Mon, Jul 26, 2004 - Page 5 News List

Crowds bid fiery farewell to princess at cremation in Bali


It was a painstakingly prepared farewell to a much-loved and revered 94-year-old princess. The end of an era. A spectacular ceremony whose grandeur, pomp and pageantry will never be seen again.

Such were three of the descriptions of Saturday's dramatic cremation in Bali's cultural capital, Ubud, of the island's last active royal, Tjokorda Istri Muter. The remains of her relatives were cremated at the same time.

Tens of thousands of people -- standing 25 deep in places -- lined the half-mile route of the royal procession from the palace where Tjokorda Muter's family had ruled for generations until first the Dutch colonialists and after independence the Indonesian government stripped them of their formal powers.

Tjokorda Muter's corpse was strapped two-thirds of the way up an ornately decorated 22m, nine-roofed pagoda-style funeral tower complete with two huge wings attached to either side.

Preceding it was a 5m dragon, a 6m wooden black-and-gold bull into which the body would be transferred for the cremation, several gamelan orchestras and two young family members carrying holy water.

Such was the weight of everything that almost 5,000 pallbearers were needed. Electricity and phone cables and overhanging branches had been cleared from along the roads so the cortege could pass unhindered.

Tjokorda Muter's ceremony was so grand because she was dearly loved and one of twins of different sexes. While such twins born to commoners are considered almost a curse on the predominantly Hindu island and, until recently were separated, they are considered a great blessings if born into a royal family.

In honor of this, she was the first female member of the family to be given a dragon as part of her cremation.

"She was born special and lived a very special life," said her son, Tjokorda Gde Agung Su-yasa. "She loved to help people. She did whatever she could, regardless of how low their caste was or how insignificant their clan."

Evidence of this could be found everywhere. Wayan Juri, a village chief from the eastern tip of Bali, was typical. He had spent much of the previous two weeks crouched in a corner of the palace where the body lay in state.

His job was to keep the sandalwood-and-spice incense burn-ing constantly. "If she can keep smelling such sweet scents as these, her body and spirit will remain calm," he said. "Many years ago the princess arranged for her son to employ my son. This is how I am repaying my debt."

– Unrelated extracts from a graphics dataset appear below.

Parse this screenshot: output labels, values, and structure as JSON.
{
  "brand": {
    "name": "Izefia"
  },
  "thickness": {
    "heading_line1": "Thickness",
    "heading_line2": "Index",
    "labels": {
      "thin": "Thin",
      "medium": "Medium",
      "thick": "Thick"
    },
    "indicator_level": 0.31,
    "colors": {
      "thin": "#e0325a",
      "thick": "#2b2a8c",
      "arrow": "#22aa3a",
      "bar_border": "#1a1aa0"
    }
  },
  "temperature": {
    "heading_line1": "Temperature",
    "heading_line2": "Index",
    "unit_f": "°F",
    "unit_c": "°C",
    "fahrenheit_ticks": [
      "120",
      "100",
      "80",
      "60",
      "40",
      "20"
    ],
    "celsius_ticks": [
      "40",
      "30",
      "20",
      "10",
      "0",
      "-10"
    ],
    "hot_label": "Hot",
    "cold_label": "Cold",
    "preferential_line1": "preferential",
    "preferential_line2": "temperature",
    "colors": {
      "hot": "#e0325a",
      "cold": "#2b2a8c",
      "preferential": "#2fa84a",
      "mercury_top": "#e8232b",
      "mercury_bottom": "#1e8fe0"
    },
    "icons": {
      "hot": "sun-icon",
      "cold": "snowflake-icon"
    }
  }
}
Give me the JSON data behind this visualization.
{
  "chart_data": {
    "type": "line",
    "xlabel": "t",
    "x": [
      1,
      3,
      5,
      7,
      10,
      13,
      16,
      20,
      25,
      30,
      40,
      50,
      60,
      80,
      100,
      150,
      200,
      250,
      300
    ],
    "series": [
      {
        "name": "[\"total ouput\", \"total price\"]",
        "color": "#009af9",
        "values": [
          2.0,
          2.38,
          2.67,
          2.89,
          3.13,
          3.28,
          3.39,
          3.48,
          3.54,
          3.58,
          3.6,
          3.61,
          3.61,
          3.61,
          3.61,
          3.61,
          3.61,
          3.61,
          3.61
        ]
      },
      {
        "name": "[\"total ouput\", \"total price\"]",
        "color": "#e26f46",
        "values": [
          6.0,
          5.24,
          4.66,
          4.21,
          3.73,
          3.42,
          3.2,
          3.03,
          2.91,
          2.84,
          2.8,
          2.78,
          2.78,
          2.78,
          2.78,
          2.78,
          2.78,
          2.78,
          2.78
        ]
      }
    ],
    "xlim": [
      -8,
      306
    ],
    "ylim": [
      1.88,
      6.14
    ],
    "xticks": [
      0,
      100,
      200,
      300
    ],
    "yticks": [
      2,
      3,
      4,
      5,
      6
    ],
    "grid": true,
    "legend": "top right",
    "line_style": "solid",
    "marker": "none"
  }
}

After the spectacle of the procession, the cremation was curiously low-key. To the accompaniment of sporadic gam- elan music, Tjokorda Muter's body was placed in the bull, the dragon placed next to her, and clothes, coins, food, flowers and decorations placed on top of the body. Priests said a blessing as the edifice was set on fire.

"This might seem an anticlimax, an unusual way to end things," said Tjokorda Suyasa afterward. 'But the family had said their final prayers last night. There was no need for anything else. The cremation itself and the journey of her spirit are what's important.